When you think about individuals in a hospital c-suite, what characteristics come to mind? Perhaps passion and drive with combined analytical and relational skills? These characteristics unite to meet the needs of today’s patients and industry demands while aiding cross-organizational collaboration. Collaboration is a critical component in leading a complex and integrated healthcare system of care. No longer can separate facets of a healthcare organization operate in individual information silos, and CIOs hold an increasingly important role in connecting a hospital through technology. Considering the building pressures of executives, here are three quick tips for healthcare leadership:
Planning for the Future
Healthcare organizations now look to leaders who are seasoned team players, willing to offer up fresh perspectives affecting the whole. While much of the healthcare industry is in flux, looking toward the future may seem difficult. However, long-term strategies are important for executives new to a position or an organization, especially when considering demands to stretch tightening budgets.
Leading by Example
Frontline staff, from check-in to patient visit follow up, play a crucial role in patient satisfaction. With such a significant role, healthcare leaders need to motivate and lead these individuals by example to impact their actions and decisions toward each patient interaction. C-suite leaders should take the time to engage one-on-one when possible with frontline staff. Those who deliver valuable care are incredibly important to the success of a healthcare organization.
In an article by Becker’s Hospital Review, former Modern Healthcare publisher and author/public speaker Chuck Lauer said the following:
“The healthcare field needs new ideas and courageous leaders to make them happen. Leaders must show resolve and a willingness to change if the conditions merit doing so. On the other hand, a leader must also be consistent and mature in their personal behavior. After all, a leader sets the tone of a given organization and if they are not consistent that can often sow the seeds of unrest and stress. Any of those things can be a major component of failure and consequently must be avoided!”
By all means do we understand the incredible juggling act that c-suite executives manage in balancing multiple projects, but what happens when stakeholders want an exciting new project that really isn’t within bandwidth?

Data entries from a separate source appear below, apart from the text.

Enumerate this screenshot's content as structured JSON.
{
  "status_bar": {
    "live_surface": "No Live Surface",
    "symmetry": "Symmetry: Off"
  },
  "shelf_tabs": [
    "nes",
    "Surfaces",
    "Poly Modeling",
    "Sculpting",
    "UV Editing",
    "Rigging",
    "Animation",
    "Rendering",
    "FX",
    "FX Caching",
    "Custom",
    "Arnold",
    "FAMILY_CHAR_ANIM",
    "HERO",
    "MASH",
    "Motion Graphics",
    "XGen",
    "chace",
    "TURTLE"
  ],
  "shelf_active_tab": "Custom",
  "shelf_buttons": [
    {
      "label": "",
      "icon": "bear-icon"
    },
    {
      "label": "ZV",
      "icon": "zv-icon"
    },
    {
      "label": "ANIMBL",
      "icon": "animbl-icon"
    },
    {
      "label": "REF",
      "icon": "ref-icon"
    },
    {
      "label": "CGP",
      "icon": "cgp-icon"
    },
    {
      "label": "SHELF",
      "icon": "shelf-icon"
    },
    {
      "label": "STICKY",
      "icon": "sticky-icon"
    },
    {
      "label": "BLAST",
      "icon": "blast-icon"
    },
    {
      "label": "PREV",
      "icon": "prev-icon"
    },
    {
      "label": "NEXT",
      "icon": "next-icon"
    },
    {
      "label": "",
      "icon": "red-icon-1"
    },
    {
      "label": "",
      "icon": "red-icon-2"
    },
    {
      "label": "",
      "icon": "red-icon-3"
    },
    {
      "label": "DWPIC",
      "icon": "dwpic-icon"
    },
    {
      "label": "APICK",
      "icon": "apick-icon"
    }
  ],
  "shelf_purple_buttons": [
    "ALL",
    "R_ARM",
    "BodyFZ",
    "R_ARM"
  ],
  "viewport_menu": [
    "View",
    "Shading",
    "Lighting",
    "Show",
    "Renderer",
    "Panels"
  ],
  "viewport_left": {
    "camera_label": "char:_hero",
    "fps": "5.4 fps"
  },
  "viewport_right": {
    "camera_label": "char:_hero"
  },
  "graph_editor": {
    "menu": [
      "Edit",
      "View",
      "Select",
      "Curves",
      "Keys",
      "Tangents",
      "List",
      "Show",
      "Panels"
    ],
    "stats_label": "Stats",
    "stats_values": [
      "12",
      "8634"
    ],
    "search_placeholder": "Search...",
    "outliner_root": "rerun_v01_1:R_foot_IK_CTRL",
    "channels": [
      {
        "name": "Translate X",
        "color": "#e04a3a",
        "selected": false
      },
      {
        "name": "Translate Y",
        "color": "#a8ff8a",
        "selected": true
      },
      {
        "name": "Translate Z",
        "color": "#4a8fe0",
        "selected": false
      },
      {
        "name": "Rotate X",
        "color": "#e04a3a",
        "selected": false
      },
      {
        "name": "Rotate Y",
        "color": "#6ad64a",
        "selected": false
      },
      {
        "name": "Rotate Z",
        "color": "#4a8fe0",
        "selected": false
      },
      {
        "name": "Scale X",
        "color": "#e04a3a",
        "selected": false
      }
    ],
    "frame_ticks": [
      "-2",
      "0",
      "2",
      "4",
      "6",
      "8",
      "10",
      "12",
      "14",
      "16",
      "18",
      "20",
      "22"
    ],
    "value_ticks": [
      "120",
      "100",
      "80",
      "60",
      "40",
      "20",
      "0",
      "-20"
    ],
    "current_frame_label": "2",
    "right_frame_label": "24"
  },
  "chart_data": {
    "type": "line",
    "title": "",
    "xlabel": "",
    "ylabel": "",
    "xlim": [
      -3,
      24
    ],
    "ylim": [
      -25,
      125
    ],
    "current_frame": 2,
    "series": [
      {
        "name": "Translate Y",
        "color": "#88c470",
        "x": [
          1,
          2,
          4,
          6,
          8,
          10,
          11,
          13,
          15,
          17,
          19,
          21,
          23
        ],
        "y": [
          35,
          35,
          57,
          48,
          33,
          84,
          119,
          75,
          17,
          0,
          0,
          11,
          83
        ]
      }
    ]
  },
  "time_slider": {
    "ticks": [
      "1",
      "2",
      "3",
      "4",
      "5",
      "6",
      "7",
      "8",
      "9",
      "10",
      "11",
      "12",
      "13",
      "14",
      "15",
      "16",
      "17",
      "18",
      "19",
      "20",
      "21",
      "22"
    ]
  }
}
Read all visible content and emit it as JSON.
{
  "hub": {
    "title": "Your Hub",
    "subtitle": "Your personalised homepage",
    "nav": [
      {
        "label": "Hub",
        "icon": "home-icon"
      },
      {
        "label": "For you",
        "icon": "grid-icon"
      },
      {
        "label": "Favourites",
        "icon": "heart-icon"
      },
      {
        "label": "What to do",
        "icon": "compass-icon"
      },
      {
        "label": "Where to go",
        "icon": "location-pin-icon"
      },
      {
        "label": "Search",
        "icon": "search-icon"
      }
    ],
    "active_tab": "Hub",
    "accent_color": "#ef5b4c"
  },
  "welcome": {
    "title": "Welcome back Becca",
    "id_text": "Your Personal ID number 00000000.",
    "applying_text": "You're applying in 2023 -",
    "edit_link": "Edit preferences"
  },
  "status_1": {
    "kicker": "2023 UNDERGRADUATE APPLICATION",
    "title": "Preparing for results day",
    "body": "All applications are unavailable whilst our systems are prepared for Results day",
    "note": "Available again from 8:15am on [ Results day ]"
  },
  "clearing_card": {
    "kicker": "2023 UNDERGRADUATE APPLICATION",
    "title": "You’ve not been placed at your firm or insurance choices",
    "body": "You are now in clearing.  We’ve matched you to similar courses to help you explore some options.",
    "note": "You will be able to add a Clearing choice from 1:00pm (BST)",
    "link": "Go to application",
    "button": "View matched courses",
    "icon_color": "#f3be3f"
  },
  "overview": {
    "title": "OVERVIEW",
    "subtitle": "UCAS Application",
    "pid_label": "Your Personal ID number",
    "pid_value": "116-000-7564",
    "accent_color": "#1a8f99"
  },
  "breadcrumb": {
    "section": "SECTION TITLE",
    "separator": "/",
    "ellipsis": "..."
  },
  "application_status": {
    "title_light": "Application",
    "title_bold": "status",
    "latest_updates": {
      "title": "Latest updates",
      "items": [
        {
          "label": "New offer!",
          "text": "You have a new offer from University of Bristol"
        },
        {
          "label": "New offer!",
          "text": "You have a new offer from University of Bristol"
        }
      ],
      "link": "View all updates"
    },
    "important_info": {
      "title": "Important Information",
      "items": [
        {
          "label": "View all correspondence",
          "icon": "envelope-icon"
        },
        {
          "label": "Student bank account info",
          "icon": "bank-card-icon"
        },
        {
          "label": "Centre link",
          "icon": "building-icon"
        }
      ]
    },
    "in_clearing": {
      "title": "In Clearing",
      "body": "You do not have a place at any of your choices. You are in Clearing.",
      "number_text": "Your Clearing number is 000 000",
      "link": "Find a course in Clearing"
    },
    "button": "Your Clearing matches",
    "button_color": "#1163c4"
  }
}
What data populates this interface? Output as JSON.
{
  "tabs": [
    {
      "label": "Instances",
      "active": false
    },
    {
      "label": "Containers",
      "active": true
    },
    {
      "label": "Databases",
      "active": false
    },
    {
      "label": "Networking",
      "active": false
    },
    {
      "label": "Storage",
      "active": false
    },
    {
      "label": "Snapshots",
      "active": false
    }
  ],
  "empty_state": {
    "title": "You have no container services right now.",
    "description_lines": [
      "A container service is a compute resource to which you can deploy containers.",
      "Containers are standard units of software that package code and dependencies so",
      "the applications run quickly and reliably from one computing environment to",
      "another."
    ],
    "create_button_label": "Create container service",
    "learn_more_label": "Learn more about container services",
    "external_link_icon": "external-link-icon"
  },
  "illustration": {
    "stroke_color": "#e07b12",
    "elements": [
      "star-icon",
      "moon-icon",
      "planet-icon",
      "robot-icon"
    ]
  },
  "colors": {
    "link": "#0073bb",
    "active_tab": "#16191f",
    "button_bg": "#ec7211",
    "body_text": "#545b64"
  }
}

Within the same Becker’s article, Beth Israel Deaconess Medical Center CIO John Halamka shared that “What not to do is as important as what to do, because each of us gets this laundry list of hundreds of things that stakeholders want. The technique I usually use is not to say ‘No.’ ‘No’ is such a negative word, so loaded with emotion. So, I say, ‘Not now.’ My role on the resource side is not to create fear, uncertainty and doubt, but to explain to the board what we need to do.”